Method 3 (cut it into sections and then trim away the peel) looks pretty but, again, leaves you with a lot of pith.Method 2 (peel and section it like an orange) is tricky and time-consuming (for me - she describes it as quick, hmm) and you wind up eating a lot more pith.

peel grapefruit method peel grapefruit method

She’s obviously much more skilled at prep than I am, but I found all of them basically impossible without making a huge mess.

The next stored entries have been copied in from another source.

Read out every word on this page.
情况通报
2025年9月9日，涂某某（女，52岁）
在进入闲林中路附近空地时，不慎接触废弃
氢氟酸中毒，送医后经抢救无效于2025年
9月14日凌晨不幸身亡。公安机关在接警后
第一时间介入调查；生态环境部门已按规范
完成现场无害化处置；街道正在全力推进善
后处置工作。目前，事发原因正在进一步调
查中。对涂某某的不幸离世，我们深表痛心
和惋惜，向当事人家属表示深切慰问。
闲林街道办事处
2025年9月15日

Once you’ve done this enough times, you’ll get pretty good at it - I can prep both halves in about a minute - and if you’ve done your job right, you’ll wind up eating very nearly all of the juicy part and very little of the pith.īecause I am open-minded, I also attempted the other methods Erica outlines in her video. In short, as Erica Lea, who also writes about food at Buttered Side Up, explains, before you use a spoon to dig out the fruit from a halved grapefruit, you need to use a sharp knife with a serrated edge to carve out around and in between each section in order to separate the good stuff from the bitter membrane. It’s the first one outlined in the video below (though the source where I originally found it has been lost to time): Because I didn’t want to get juice all over my desk in the attempt, I googled “easiest way to eat a grapefruit” and landed upon an easy, neat, and nearly foolproof option.

#Peel grapefruit method free

Then one day, faced with a bowl of free grapefruit in the office kitchen, I decided to give it another go. (Yes, I knew grapefruit spoons existed, but I never owned one, for I had no desire to purchase a utensil designed for the consumption of a fruit I didn’t like.) It also typically meant that I was scraping out large portions of pith with every bite, which probably explains why I had trouble tasting the sweetness of the juice under all that bitterness. Until a few years ago, I typically attempted to eat a grapefruit with a regular old spoon, which is basically impossible without creating a huge, dripping mess. That might mean grapefruit just isn’t your thing, but maybe it just means you’re eating way too much of the white stuff. Just how bitter you think it tastes seems to vary based on your genetics. All that naringin makes the chewy, fibrous parts of the fruit - the “white stuff,” or pith - taste quite bitter. Grapefruit does tend to have a more bitter tang than an orange or a lemon, and you can blame a chemical known as naringin, a flavonoid found in the peels of many citrus fruits, but in a much greater abundance in grapefruit.